Sunday, March 23, 2014

Lent 2014, Day 16: Are your thoughts captive?

I've also been ruminating on what kind of man I am really looking for. I struggle with attaching myself to either a celebrity I find both physical & personally attractive or the rare man of character I meet in real life. And I say they're rare only because most of the men in my life are either married, old enough to be my father, or in the youth group; so when I do get close to a friend or meet the friend of a friend and find them even slightly attractive, I tend to dwell on the possibilities of our future together... This is all well and good until it starts to really take over my thought life and I start to read into things and believe that whoever the he of this season is, is my meant-to-be! (And if you're a single girl reading this, you're probably thinking, “Oh, I've been there. I know exactly what she's talking about.” If you're a guy reading this... Wow, thanks for reading.

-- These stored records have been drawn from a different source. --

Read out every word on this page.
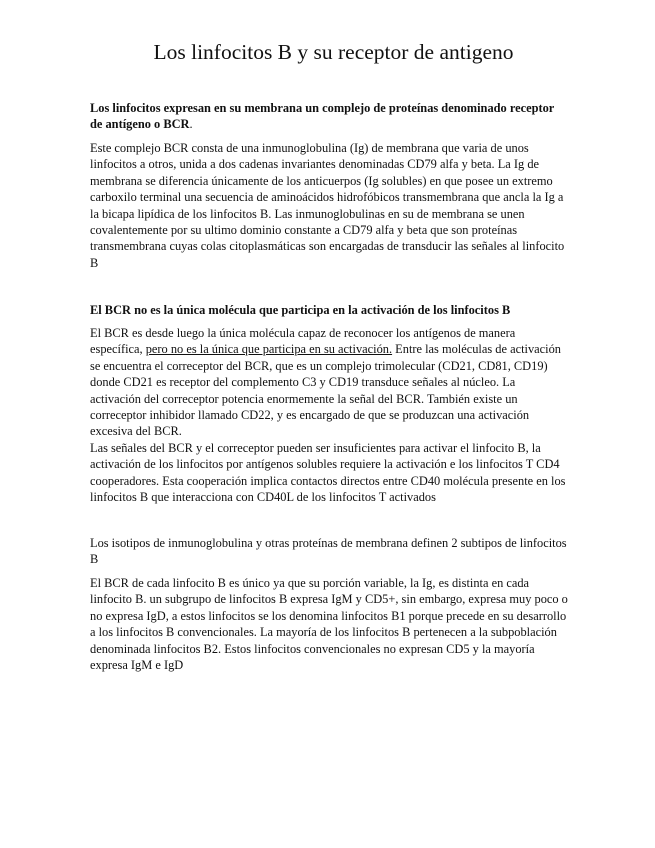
Los linfocitos B y su receptor de antigeno

Los linfocitos expresan en su membrana un complejo de proteínas denominado receptor de antígeno o BCR.

Este complejo BCR consta de una inmunoglobulina (Ig) de membrana que varia de unos linfocitos a otros, unida a dos cadenas invariantes denominadas CD79 alfa y beta. La Ig de membrana se diferencia únicamente de los anticuerpos (Ig solubles) en que posee un extremo carboxilo terminal una secuencia de aminoácidos hidrofóbicos transmembrana que ancla la Ig a la bicapa lipídica de los linfocitos B. Las inmunoglobulinas en su de membrana se unen covalentemente por su ultimo dominio constante a CD79 alfa y beta que son proteínas transmembrana cuyas colas citoplasmáticas son encargadas de transducir las señales al linfocito B

El BCR no es la única molécula que participa en la activación de los linfocitos B

El BCR es desde luego la única molécula capaz de reconocer los antígenos de manera específica, pero no es la única que participa en su activación. Entre las moléculas de activación se encuentra el correceptor del BCR, que es un complejo trimolecular (CD21, CD81, CD19) donde CD21 es receptor del complemento C3 y CD19 transduce señales al núcleo. La activación del correceptor potencia enormemente la señal del BCR. También existe un correceptor inhibidor llamado CD22, y es encargado de que se produzcan una activación excesiva del BCR.

Las señales del BCR y el correceptor pueden ser insuficientes para activar el linfocito B, la activación de los linfocitos por antígenos solubles requiere la activación e los linfocitos T CD4 cooperadores. Esta cooperación implica contactos directos entre CD40 molécula presente en los linfocitos B que interacciona con CD40L de los linfocitos T activados

Los isotipos de inmunoglobulina y otras proteínas de membrana definen 2 subtipos de linfocitos B

El BCR de cada linfocito B es único ya que su porción variable, la Ig, es distinta en cada linfocito B. un subgrupo de linfocitos B expresa IgM y CD5+, sin embargo, expresa muy poco o no expresa IgD, a estos linfocitos se los denomina linfocitos B1 porque precede en su desarrollo a los linfocitos B convencionales. La mayoría de los linfocitos B pertenecen a la subpoblación denominada linfocitos B2. Estos linfocitos convencionales no expresan CD5 y la mayoría expresa IgM e IgD
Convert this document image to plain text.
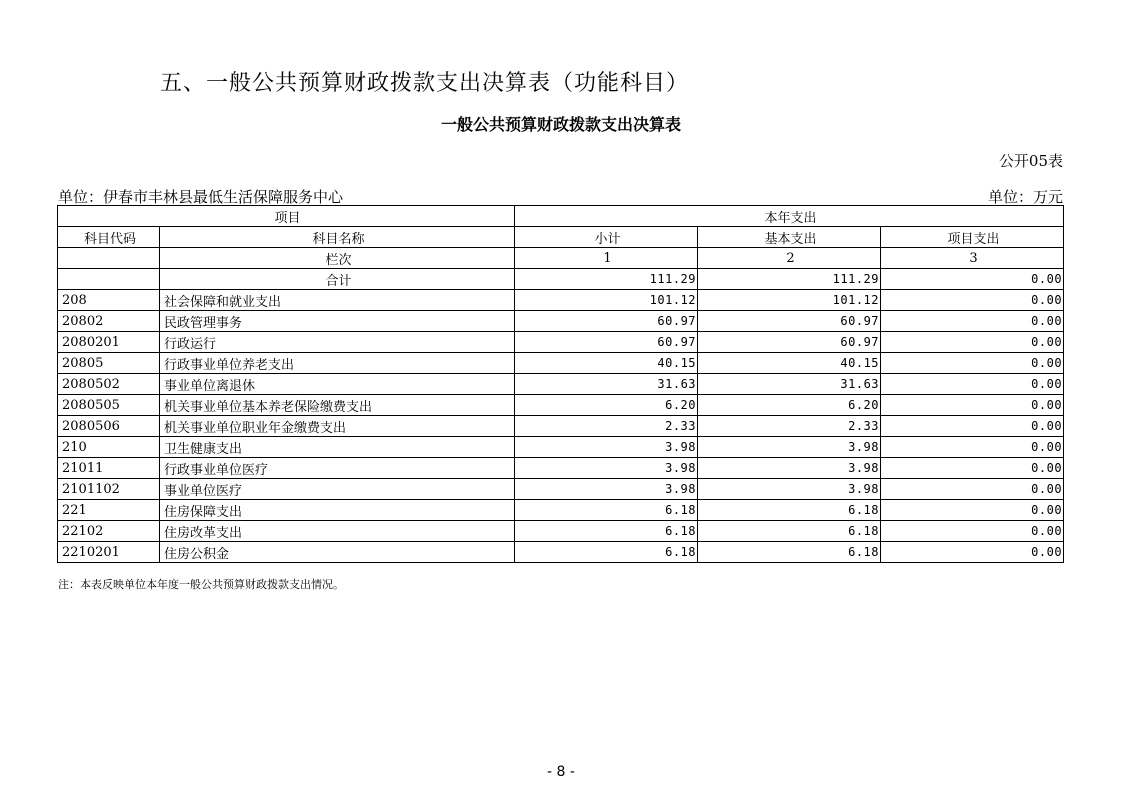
五、一般公共预算财政拨款支出决算表（功能科目）
一般公共预算财政拨款支出决算表
公开05表
单位：伊春市丰林县最低生活保障服务中心	单位：万元
项目		本年支出		
科目代码	科目名称	小计	基本支出	项目支出
	栏次	1	2	3
	合计	111.29	111.29	0.00
208	社会保障和就业支出	101.12	101.12	0.00
20802	民政管理事务	60.97	60.97	0.00
2080201	行政运行	60.97	60.97	0.00
20805	行政事业单位养老支出	40.15	40.15	0.00
2080502	事业单位离退休	31.63	31.63	0.00
2080505	机关事业单位基本养老保险缴费支出	6.20	6.20	0.00
2080506	机关事业单位职业年金缴费支出	2.33	2.33	0.00
210	卫生健康支出	3.98	3.98	0.00
21011	行政事业单位医疗	3.98	3.98	0.00
2101102	事业单位医疗	3.98	3.98	0.00
221	住房保障支出	6.18	6.18	0.00
22102	住房改革支出	6.18	6.18	0.00
2210201	住房公积金	6.18	6.18	0.00
注：本表反映单位本年度一般公共预算财政拨款支出情况。
- 8 -
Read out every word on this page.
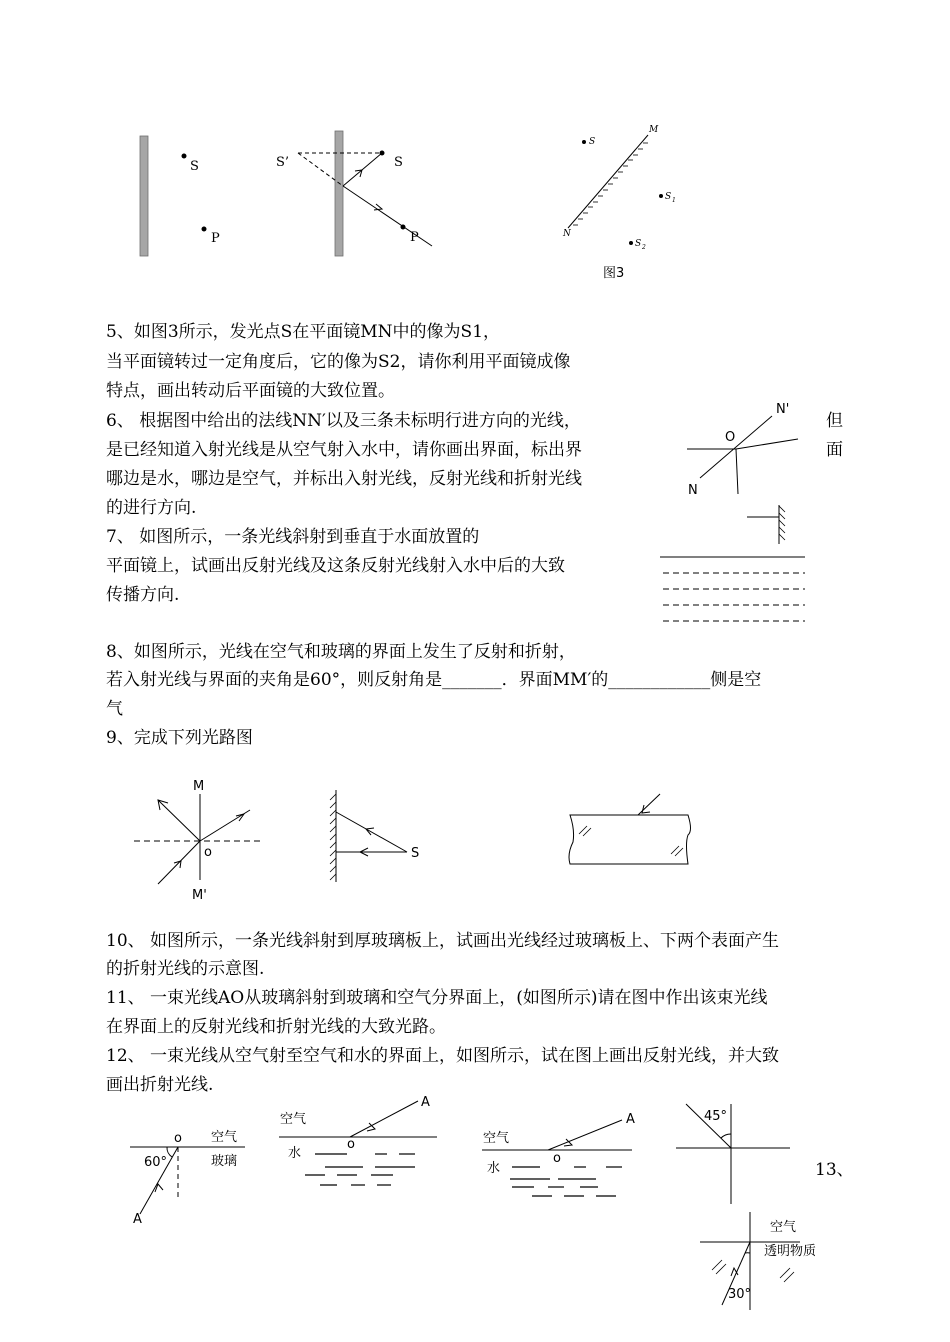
S
P
S’	S
P
S
M
N
S 1
S 2
图3
5、如图3所示，发光点S在平面镜MN中的像为S1，
当平面镜转过一定角度后，它的像为S2，请你利用平面镜成像
特点，画出转动后平面镜的大致位置。
6、 根据图中给出的法线NN′以及三条未标明行进方向的光线，
是已经知道入射光线是从空气射入水中，请你画出界面，标出界
哪边是水，哪边是空气，并标出入射光线，反射光线和折射光线
的进行方向.
但
面
N'
O
N
7、 如图所示，一条光线斜射到垂直于水面放置的
平面镜上，试画出反射光线及这条反射光线射入水中后的大致
传播方向.
8、如图所示，光线在空气和玻璃的界面上发生了反射和折射，
若入射光线与界面的夹角是60°，则反射角是_______．界面MM′的____________侧是空
气
9、完成下列光路图
M
o
M'
S
10、 如图所示，一条光线斜射到厚玻璃板上，试画出光线经过玻璃板上、下两个表面产生
的折射光线的示意图.
11、 一束光线AO从玻璃斜射到玻璃和空气分界面上，(如图所示)请在图中作出该束光线
在界面上的反射光线和折射光线的大致光路。
12、 一束光线从空气射至空气和水的界面上，如图所示，试在图上画出反射光线，并大致
画出折射光线.
o 空气
玻璃
60°
A
空气
水
A
o	空气
水
A
o
45°
13、
空气
透明物质
30°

I hope I can offer some insight.) Well, recently I have been rather convicted about this whole thought process and how ineffective and distracting it can be. The hardest part is drawing the line between enjoying the books and movies and allowing them to further indulge my daydreaming. As I've said before, I guess this is really where taking every thought captive and truly handing them over to Jesus comes into play.

On another, happier note, one of my good friends once pointed out that all the crushes I've had can help me decide what I really want in man, along with serving as reminders that God has an even better match waiting to find me!